On Mon, 19 Jun 2006, Sebastien Roy wrote:
print $1 "\t" $2 "\t" $3 "\t" newlinks "\t" $5 "\t" $6 "\t" $7
{
gsub(/[^,]*/, "&/0", $4);
print;
}
Hmm, that has the strange side-effect of replacing all of the tabs
separating the fields with spaces (in all of $0). For example, the
input line:
1 L4 2 bge1,bge0 auto off short
turns into
1 L4 2 bge1/0,bge0/0 auto off short
Any idea why gsub() would do that?
Because it modified a field, hence the line.
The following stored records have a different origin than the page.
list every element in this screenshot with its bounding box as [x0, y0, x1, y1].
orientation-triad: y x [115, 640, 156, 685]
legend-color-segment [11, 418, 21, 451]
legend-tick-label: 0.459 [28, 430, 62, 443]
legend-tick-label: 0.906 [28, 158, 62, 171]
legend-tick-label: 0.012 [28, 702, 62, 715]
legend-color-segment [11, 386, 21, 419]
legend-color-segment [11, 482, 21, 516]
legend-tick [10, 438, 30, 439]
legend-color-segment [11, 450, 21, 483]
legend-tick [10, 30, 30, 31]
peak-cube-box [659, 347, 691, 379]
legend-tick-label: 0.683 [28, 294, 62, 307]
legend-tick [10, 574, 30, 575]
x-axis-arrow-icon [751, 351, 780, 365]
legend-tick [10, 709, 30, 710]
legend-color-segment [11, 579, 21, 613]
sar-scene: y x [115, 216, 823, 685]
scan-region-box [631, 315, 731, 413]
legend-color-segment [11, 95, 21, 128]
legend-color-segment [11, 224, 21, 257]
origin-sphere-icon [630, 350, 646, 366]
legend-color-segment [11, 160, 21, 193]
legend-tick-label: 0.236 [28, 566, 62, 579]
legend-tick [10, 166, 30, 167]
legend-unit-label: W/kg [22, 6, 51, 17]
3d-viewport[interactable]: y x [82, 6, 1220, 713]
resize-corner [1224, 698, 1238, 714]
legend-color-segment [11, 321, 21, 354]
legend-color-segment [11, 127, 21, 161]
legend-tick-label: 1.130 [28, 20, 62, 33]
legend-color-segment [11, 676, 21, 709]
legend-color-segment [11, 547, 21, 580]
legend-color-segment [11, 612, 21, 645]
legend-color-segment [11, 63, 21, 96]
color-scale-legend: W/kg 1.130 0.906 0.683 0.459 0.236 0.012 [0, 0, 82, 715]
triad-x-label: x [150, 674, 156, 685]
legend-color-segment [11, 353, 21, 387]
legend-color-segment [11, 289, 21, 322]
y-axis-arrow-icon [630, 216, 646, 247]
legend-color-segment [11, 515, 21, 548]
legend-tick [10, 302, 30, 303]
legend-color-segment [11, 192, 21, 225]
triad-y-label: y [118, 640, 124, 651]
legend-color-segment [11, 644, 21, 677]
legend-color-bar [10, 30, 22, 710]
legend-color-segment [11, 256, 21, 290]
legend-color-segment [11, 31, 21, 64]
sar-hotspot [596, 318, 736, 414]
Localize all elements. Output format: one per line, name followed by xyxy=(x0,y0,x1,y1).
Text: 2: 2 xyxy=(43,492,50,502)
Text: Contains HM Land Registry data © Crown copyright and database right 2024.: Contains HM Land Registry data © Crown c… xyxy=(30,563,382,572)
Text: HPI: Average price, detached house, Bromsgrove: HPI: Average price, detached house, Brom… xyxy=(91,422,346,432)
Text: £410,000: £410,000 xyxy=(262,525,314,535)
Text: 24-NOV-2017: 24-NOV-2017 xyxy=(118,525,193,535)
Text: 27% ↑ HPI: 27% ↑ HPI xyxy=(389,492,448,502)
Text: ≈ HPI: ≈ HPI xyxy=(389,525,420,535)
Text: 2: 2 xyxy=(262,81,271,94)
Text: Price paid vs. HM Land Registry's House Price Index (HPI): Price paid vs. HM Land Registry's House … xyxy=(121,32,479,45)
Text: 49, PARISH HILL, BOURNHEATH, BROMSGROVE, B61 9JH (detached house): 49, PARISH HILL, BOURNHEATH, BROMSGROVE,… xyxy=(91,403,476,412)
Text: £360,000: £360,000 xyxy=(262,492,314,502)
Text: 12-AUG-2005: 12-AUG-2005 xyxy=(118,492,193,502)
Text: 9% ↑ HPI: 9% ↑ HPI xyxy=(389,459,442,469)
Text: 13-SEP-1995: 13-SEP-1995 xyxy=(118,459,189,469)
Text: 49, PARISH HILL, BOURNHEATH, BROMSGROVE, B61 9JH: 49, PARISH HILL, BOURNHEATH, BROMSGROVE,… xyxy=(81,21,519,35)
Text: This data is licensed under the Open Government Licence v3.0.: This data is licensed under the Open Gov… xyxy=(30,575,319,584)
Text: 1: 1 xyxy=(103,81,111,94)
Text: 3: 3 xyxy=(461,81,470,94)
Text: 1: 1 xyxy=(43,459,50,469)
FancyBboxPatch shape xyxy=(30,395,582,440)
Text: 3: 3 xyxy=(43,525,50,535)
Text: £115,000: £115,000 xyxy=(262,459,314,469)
So awk has no choice but to
reconstitute $0 from the various fields, for which it uses OFS
(output field seperator).
Your original print line will work, as you're directly specifying the
field seperators, as would:
{
gsub(/[^,]*/, "&/0", $4);
origOFS = OFS;
OFS = "\t";
print;
}
If having tab (rather than space) always be the OFS suits you just fine,
then you don't need the above modification, just set OFS = "\t" in a
BEGIN action:
BEGIN {
OFS = "\t";
}
{
gsub(/[^,]*/, "&/0", $4);
print;
}
Hope this helps :)
regards,
--
Paul Jakma,
Network Approachability, KISS. Sun Microsystems, Dublin, Ireland.